Tidak terasa, umat muslim sudah di penghujung bulan Ramadan. Setiap yang diawali pasti mesti diakhiri. Ramadan ibarat kapal pesiar yang singgah sementara waktu di sebuah pulau.
Ketika kapal singgah, kita diberi waktu untuk turun menikmati keindahan pulau. Ada yang terkesima sampai lupa akan tujuan sebuah pemberhentian. Sehingga, momen untuk mengumpulkan oleh-oleh terlewatkan tanpa disadari.
Begitulah Ramadan, selama lebih kurang 29-30 hari setiap muslim sudah menjalankan puasa.

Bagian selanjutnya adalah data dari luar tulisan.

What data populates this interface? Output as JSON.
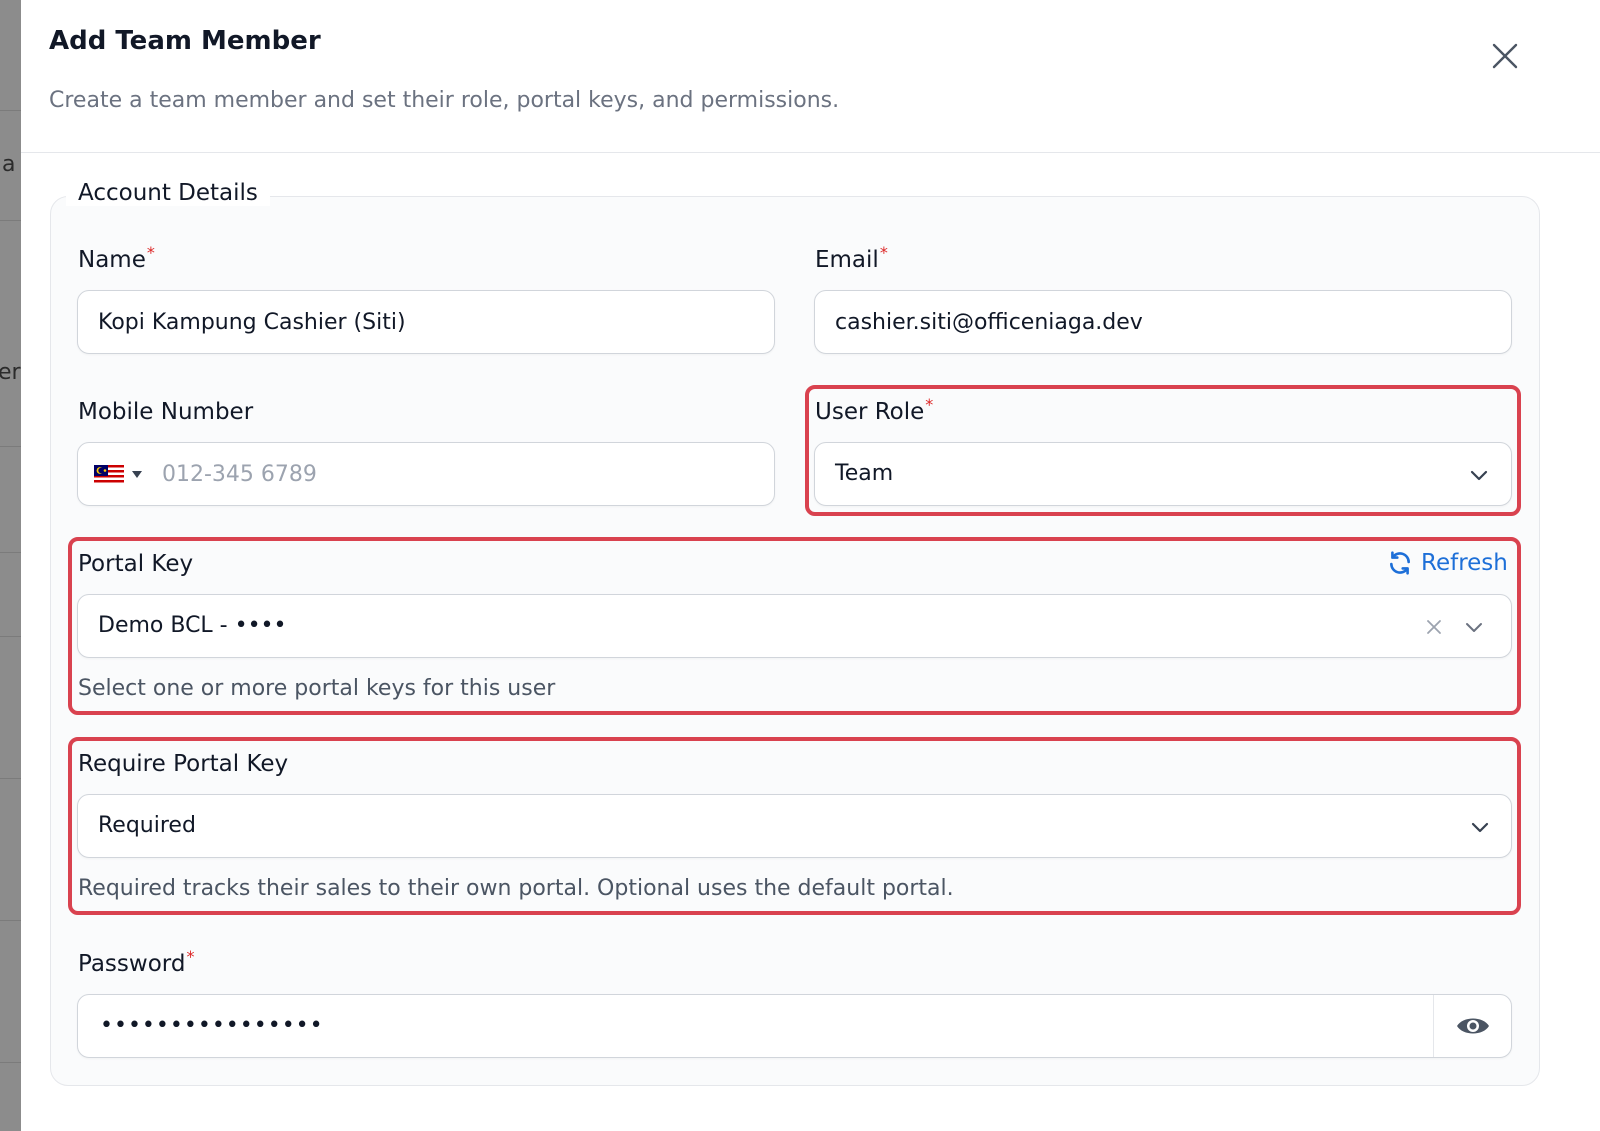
{
  "backdrop": {
    "text_a": "a",
    "text_er": "er"
  },
  "modal": {
    "title": "Add Team Member",
    "subtitle": "Create a team member and set their role, portal keys, and permissions."
  },
  "section": {
    "legend": "Account Details"
  },
  "fields": {
    "name": {
      "label": "Name",
      "value": "Kopi Kampung Cashier (Siti)"
    },
    "email": {
      "label": "Email",
      "value": "cashier.siti@officeniaga.dev"
    },
    "mobile": {
      "label": "Mobile Number",
      "placeholder": "012-345 6789"
    },
    "user_role": {
      "label": "User Role",
      "value": "Team"
    },
    "portal_key": {
      "label": "Portal Key",
      "refresh_label": "Refresh",
      "value": "Demo BCL - ••••",
      "help": "Select one or more portal keys for this user"
    },
    "require_portal_key": {
      "label": "Require Portal Key",
      "value": "Required",
      "help": "Required tracks their sales to their own portal. Optional uses the default portal."
    },
    "password": {
      "label": "Password",
      "value": "••••••••••••••••"
    },
    "required_marker": "*"
  },
  "colors": {
    "highlight": "#d9424f",
    "link": "#1d6fd8",
    "required": "#dc2626"
  },
  "icons": {
    "close": "close-icon",
    "flag": "malaysia-flag-icon",
    "chevron": "chevron-down-icon",
    "refresh": "refresh-icon",
    "clear": "clear-x-icon",
    "eye": "eye-icon"
  }
}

Namun, adakah kita sudah melakukan amalan-amalan yang akan kita bawa pulang ke akhirat?
Amalan seperti shalat, sedekah, dan lain-lain yang bisa kita bawa pulang saat Ramadan pergi. Seringkali, begitu Ramadan berakhir, maka momen puasa hilang tanpa bekas. Alhasil, amalan yang seharusnya menjadi "oleh-oleh" terlupakan.
Adapun khatib pernah berujar bahwa di sepuluh yang akhir ramadan hendaknya digunakan untuk memperbanyak amalan. Faktanya, menjelang berakhirnya Ramadan, toko baju sesak dipenuhi pengunjung untuk merayakan hari raya.
Padahal, hakikat kemenangan di hari raya bukanlah pada meriahnya lebaran dengan baju baru atau kue-kue yang berjejer rapi.Â
Sebaliknya, hari raya adalah sebuah simbol kemenangan bagi yang sudah berhasil menahan lapar, hawa nafsu, dan konsisten melakuka amalan selama bulan Ramadan.
Jika ingin melihat sesukses apa seseorang di bulan Ramadan, maka lihatlah kualitas amalan sesudah bulan Ramadan. Ramadan adalah momen intropeksi dan refleksi diri terhadap kualitas amalan.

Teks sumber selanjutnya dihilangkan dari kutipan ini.